High-end hotels are pulling shark fin soup off their menus as international outrage spreads over the controversial practice of finning and a suspected drop in the population of the predatory species.
Fishermen in the Tohoku region who have traditionally relied on harvesting the fish are feeling the backlash, as they work to rebuild their tsunami-stricken communities through their shark hunts.
“The shark hunt in the city and other coastal areas in Tohoku is a long tradition,” said Kazuhiko Miura, a senior managing director of the Kesennuma high seas fishing cooperatives in Kesennuma, Miyagi Prefecture. “It has been conducted in compliance with international rules.”
In April, Hilton Tokyo and 10 other hotels in the same group in Japan removed shark fin soup from their restaurants, joining Hiltons in China and Southeast Asia that made the change in late 2012.
“There is a report that there are fewer sharks now due to unregulated fishing whose sole purpose is to obtain shark fins,” said a Hilton official. “We hope our decision (not to serve shark fin dishes) will help advance the global conservation of the fish.”
Shangri-La Hotel and the Peninsula made a similar move two years ago.
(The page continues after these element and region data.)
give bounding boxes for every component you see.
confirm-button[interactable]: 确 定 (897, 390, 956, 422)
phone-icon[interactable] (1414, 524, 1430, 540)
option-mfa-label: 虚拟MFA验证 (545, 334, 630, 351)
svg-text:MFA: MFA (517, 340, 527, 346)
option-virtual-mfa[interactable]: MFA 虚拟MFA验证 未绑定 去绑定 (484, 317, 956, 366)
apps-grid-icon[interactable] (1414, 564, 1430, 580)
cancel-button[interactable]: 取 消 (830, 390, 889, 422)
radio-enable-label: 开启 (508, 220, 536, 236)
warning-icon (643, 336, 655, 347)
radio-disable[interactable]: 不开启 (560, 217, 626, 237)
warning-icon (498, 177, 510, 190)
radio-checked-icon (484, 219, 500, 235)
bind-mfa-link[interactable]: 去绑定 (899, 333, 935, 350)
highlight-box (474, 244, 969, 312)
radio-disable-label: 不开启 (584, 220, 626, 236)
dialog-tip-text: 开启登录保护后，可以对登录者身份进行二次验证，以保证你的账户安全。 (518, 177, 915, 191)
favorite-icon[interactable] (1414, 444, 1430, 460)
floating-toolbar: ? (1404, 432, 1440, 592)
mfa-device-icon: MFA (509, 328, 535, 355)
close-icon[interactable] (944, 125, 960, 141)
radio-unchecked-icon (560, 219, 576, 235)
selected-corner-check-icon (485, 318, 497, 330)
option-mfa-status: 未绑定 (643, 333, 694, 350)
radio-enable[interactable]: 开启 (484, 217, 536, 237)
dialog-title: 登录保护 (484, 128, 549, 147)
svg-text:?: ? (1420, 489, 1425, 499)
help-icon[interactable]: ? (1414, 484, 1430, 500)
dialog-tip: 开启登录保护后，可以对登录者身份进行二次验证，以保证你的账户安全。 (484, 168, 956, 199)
Korean Air Lines Co. pulled out of the business of transporting shark fins.
Against the backdrop of the sea change lies intensive lobbying by influential environmental groups.
In a 2005 statement, the World Wide Fund for Nature (WWF), one of the world’s largest conservation bodies, accused a hotel at Hong Kong Disneyland of serving shark fin soup. The Hong Kong resort later stopped serving the expensive delicacy.
The WWF is continuing to call on hotels and other establishments in Hong Kong to switch to other ingredients.
In Japan, Lush Japan Co., a retailer of organic skin-care products, launched a “No! Finning” campaign late May to protest the practice of shark finning, calling it “cruel.”
In finning, fishermen discard the sharks in the ocean after slicing off their fins, leaving the fish to die.
The method is banned in Japan, but it is practiced in some countries and regions. Fins represent only 5 percent of the entire fish.
A kilogram of blue shark fins trades for about 20,000 yen ($196) in Japan. Blue sharks are the most harvested species of all the sharks in the nation.
The most coveted type of shark fin fetches as much as 100,000 yen per kilogram and is exported to China, the world’s largest consumer of shark fin soup.
In contrast, shark meat sells for only 1,000-2,000 yen per kilogram, partly explaining why finning persists in areas where fisheries management is lax.
An official with Lush Japan, which is based in Kanagawa Prefecture, said, “The anti-finning campaign is designed to educate the public that some of the premium ingredients are acquired through finning.”
However, it is not meant to deny shark hunting in Kesennuma and elsewhere in Japan, the official added.
Officials in the fisheries and food industry defended the shark hunt in Kesennuma, where a daily catch of blue sharks is hauled ashore and sold.
Norikazu Asakura, senior managing director of the Japan Association of Chinese Cuisine, an organization in Tokyo, said the hunt in the city is part of the “culture” that must be preserved.
“It is Kesennuma’s traditional practice to utilize the fish down to the shark bones and skin,” he said. “That is different from the fishing methods in some other countries.”
Takashi Suzuki, a lecturer well-versed in fisheries economy at St. Andrew’s University in Osaka Prefecture, called for gathering data on the species as a first step in addressing the issue.
“Little data is available about details of the population of most shark species,” he said. “We should obtain accurate figures and discuss how we can achieve a sustainable shark hunt and management. Otherwise, shark fins could become the target of regulation.”